Compfiles: Catalog Of Math Problems Formalized In Lean

Usa1988P4

import Mathlib.Geometry.Euclidean.Incenter
import Mathlib.Geometry.Euclidean.Circumcenter
import Mathlib.Geometry.Euclidean.Triangle

/-!
# USA Mathematical Olympiad 1988, Problem 4

ABC is a triangle with incenter I. Show that the circumcenters
of triangles IAB, IBC, and ICA lie on a circle whose center is
the circumcenter of triangle ABC.
-/

open scoped EuclideanGeometry
open Affine Module

namespace Usa1988P4

variable {V P : Type*} [NormedAddCommGroup V]
variable [InnerProductSpace ℝ V] [MetricSpace P]
variable [NormedAddTorsor V P] [Fact (finrank ℝ V = 2)]

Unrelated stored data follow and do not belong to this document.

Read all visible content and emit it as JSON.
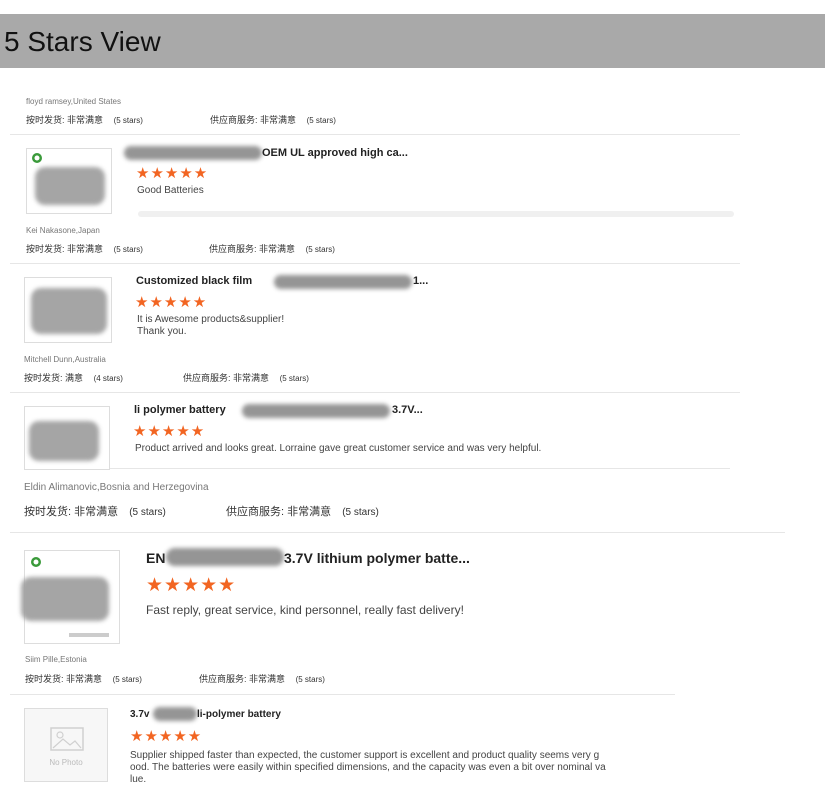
{
  "page": {
    "title": "5 Stars View"
  },
  "reviews": [
    {
      "reviewer": "floyd ramsey,United States",
      "delivery_label": "按时发货:",
      "delivery_value": "非常满意",
      "delivery_stars": "(5 stars)",
      "service_label": "供应商服务:",
      "service_value": "非常满意",
      "service_stars": "(5 stars)"
    },
    {
      "product_title": "OEM UL approved high ca...",
      "rating": 5,
      "stars": "★★★★★",
      "comment": "Good Batteries",
      "reviewer": "Kei Nakasone,Japan",
      "delivery_label": "按时发货:",
      "delivery_value": "非常满意",
      "delivery_stars": "(5 stars)",
      "service_label": "供应商服务:",
      "service_value": "非常满意",
      "service_stars": "(5 stars)"
    },
    {
      "product_title_start": "Customized black film",
      "product_title_end": "1...",
      "rating": 5,
      "stars": "★★★★★",
      "comment_line1": "It is Awesome products&supplier!",
      "comment_line2": "Thank you.",
      "reviewer": "Mitchell Dunn,Australia",
      "delivery_label": "按时发货:",
      "delivery_value": "满意",
      "delivery_stars": "(4 stars)",
      "service_label": "供应商服务:",
      "service_value": "非常满意",
      "service_stars": "(5 stars)"
    },
    {
      "product_title_start": "li polymer battery",
      "product_title_end": "3.7V...",
      "rating": 5,
      "stars": "★★★★★",
      "comment": "Product arrived and looks great. Lorraine gave great customer service and was very helpful.",
      "reviewer": "Eldin Alimanovic,Bosnia and Herzegovina",
      "delivery_label": "按时发货:",
      "delivery_value": "非常满意",
      "delivery_stars": "(5 stars)",
      "service_label": "供应商服务:",
      "service_value": "非常满意",
      "service_stars": "(5 stars)"
    },
    {
      "product_title_start": "EN",
      "product_title_end": "3.7V lithium polymer batte...",
      "rating": 5,
      "stars": "★★★★★",
      "comment": "Fast reply, great service, kind personnel, really fast delivery!",
      "reviewer": "Siim Pille,Estonia",
      "delivery_label": "按时发货:",
      "delivery_value": "非常满意",
      "delivery_stars": "(5 stars)",
      "service_label": "供应商服务:",
      "service_value": "非常满意",
      "service_stars": "(5 stars)"
    },
    {
      "product_title_start": "3.7v",
      "product_title_end": "li-polymer battery",
      "rating": 5,
      "stars": "★★★★★",
      "no_photo_label": "No Photo",
      "comment_line1": "Supplier shipped faster than expected, the customer support is excellent and product quality seems very g",
      "comment_line2": "ood. The batteries were easily within specified dimensions, and the capacity was even a bit over nominal va",
      "comment_line3": "lue."
    }
  ],
  "colors": {
    "header_bg": "#a9a9a9",
    "star": "#f26522"
  }
}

noncomputable abbrev I (A B C : P)
    (hABC : AffineIndependent ℝ ![A, B, C]) : P :=
  (⟨![A, B, C], hABC⟩ : Triangle ℝ P).incenter

noncomputable abbrev O (A B C : P)
    (hABC : AffineIndependent ℝ ![A, B, C]) : P :=
  (⟨![A, B, C], hABC⟩ : Triangle ℝ P).circumcenter

theorem usa1988_p4 (A B C : P)
    (hABC : AffineIndependent ℝ ![A, B, C])
    (hIAB : AffineIndependent ℝ ![I A B C hABC, A, B])
    (hIBC : AffineIndependent ℝ ![I A B C hABC, B, C])
    (hICA : AffineIndependent ℝ ![I A B C hABC, C, A]) :
    ∃ ω : EuclideanGeometry.Sphere P,
      0 < ω.radius ∧
        ω.center = O A B C hABC ∧
        O (I A B C hABC) A B hIAB ∈ ω ∧
        O (I A B C hABC) B C hIBC ∈ ω ∧
        O (I A B C hABC) C A hICA ∈ ω := sorry

end Usa1988P4

File author(s): Karl Mehltretter

This problem does not yet have a complete formalized solution.